Esse censo, realizado de porta em porta, foi o ponto de partida para a construção do Plano, junto a um estudo topográfico que identificou as áreas mais vulneráveis às inundações, mapeando riscos à infraestrutura, à saúde e à segurança da população.

Com os dados em mãos, foi estruturado um conjunto de ações emergenciais e preventivas, como a formação de brigadas comunitárias com atuação em logística, saúde (mental e preventiva), comunicação e gestão de crises. A comunidade também participou de treinamentos com a Defesa Civil, abordando protocolos em situações de risco, como enchentes do Rio Capibaribe e os riscos de eletrocussão.

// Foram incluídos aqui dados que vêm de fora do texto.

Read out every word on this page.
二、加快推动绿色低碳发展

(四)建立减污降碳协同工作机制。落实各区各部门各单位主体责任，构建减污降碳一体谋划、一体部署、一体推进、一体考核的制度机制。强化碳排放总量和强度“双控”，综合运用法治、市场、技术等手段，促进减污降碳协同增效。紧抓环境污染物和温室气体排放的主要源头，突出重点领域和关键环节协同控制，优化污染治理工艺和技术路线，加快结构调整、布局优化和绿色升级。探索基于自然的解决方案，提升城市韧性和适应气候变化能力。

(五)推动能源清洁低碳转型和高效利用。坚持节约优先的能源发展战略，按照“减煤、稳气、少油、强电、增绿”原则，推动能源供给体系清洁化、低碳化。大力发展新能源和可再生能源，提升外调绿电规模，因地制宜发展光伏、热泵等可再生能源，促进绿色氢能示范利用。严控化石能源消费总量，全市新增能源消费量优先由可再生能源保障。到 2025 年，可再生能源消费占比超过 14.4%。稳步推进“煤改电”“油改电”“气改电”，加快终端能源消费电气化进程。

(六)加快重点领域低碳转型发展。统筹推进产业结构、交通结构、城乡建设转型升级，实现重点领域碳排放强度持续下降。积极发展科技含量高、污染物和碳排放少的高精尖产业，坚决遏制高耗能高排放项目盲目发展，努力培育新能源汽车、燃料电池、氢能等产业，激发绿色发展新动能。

Para fortalecer a comunicação em momentos críticos, foi desenvolvido o plano “Comunicação Viva”, com cartilhas acessíveis, vídeos e áudios educativos como a série “Se Liga Bença!”, voltada também para o público infantil. Outras ações incluem a formação de lideranças em letramento climático e monitoramento de chuvas e marés, oficinas de construção de pluviômetros caseiros, criação de um banco de dados digital das famílias e a reorganização da Cozinha Solidária, que serviu mais de 14 mil refeições em apenas oito dias durante a crise de 2022.

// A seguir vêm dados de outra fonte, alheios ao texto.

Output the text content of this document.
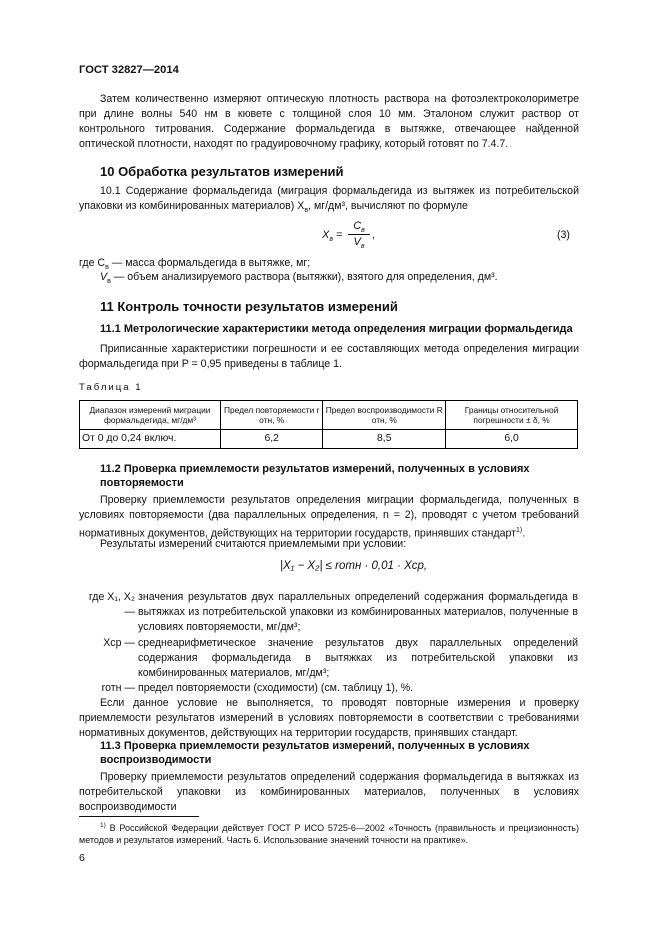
ГОСТ 32827—2014
Затем количественно измеряют оптическую плотность раствора на фотоэлектроколориметре при длине волны 540 нм в кювете с толщиной слоя 10 мм. Эталоном служит раствор от контрольного титрования. Содержание формальдегида в вытяжке, отвечающее найденной оптической плотности, находят по градуировочному графику, который готовят по 7.4.7.
10 Обработка результатов измерений
10.1 Содержание формальдегида (миграция формальдегида из вытяжек из потребительской упаковки из комбинированных материалов) $X_в$, мг/дм³, вычисляют по формуле
$X_в$ =
$C_в$
$V_в$
,	(3)
где $C_в$ — масса формальдегида в вытяжке, мг;
$V_в$ — объем анализируемого раствора (вытяжки), взятого для определения, дм³.
11 Контроль точности результатов измерений
11.1 Метрологические характеристики метода определения миграции формальдегида
Приписанные характеристики погрешности и ее составляющих метода определения миграции формальдегида при P = 0,95 приведены в таблице 1.
Таблица 1
Диапазон измерений миграции формальдегида, мг/дм³	Предел повторяемости r отн, %	Предел воспроизводимости R отн, %	Границы относительной погрешности ± δ, %
От 0 до 0,24 включ.	6,2	8,5	6,0
11.2 Проверка приемлемости результатов измерений, полученных в условиях повторяемости
Проверку приемлемости результатов определения миграции формальдегида, полученных в условиях повторяемости (два параллельных определения, n = 2), проводят с учетом требований нормативных документов, действующих на территории государств, принявших стандарт$^{1)}$.
Результаты измерений считаются приемлемыми при условии:
|X₁ − X₂| ≤ rотн · 0,01 · Xср,
где X₁, X₂ —
значения результатов двух параллельных определений содержания формальдегида в вытяжках из потребительской упаковки из комбинированных материалов, полученные в условиях повторяемости, мг/дм³;
Xср — среднеарифметическое значение результатов двух параллельных определений содержания формальдегида в вытяжках из потребительской упаковки из комбинированных материалов, мг/дм³;
rотн — предел повторяемости (сходимости) (см. таблицу 1), %.
Если данное условие не выполняется, то проводят повторные измерения и проверку приемлемости результатов измерений в условиях повторяемости в соответствии с требованиями нормативных документов, действующих на территории государств, принявших стандарт.
11.3 Проверка приемлемости результатов измерений, полученных в условиях воспроизводимости
Проверку приемлемости результатов определений содержания формальдегида в вытяжках из потребительской упаковки из комбинированных материалов, полученных в условиях воспроизводимости
$^{1)}$ В Российской Федерации действует ГОСТ Р ИСО 5725-6—2002 «Точность (правильность и прецизионность) методов и результатов измерений. Часть 6. Использование значений точности на практике».
6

“Eu tenho 40 anos e faz esse mesmo número de anos que vivemos uma perpetuação de violação de direitos aqui onde eu moro. Quarenta anos não são tempo suficiente para elaborar e efetivar soluções permanentes?”, questiona Joice. Para ela, soluções duradouras precisam ser implementadas a partir de políticas públicas que nasçam do território e sejam construídas com quem vive nele: “Não se resolve essa problemática removendo as famílias e destinando indenizações pífias, com valores que fazem com que a pessoa saia de uma área de risco e só consiga ir para outra onde continuará em risco.”

A iniciativa do plano comunitário é um exemplo de como a organização no território precisa ser a base da elaboração das políticas públicas, pois são essas as pessoas que mais sabem sobre o lugar onde vivem e sobre as principais necessidades das pessoas que moram ali. Só assim será possível adaptar as cidades e fortalecer a resiliência local frente às mudanças climáticas.

Segundo Joice, a adaptação das cidades à emergência climática precisa reconhecer a centralidade do conhecimento comunitário: “O que a comunidade já monitora, o poder público pode chegar e fortalecer. É aqui que estão as raízes, o trabalho, a vida das pessoas. E é daqui que precisam partir as soluções”.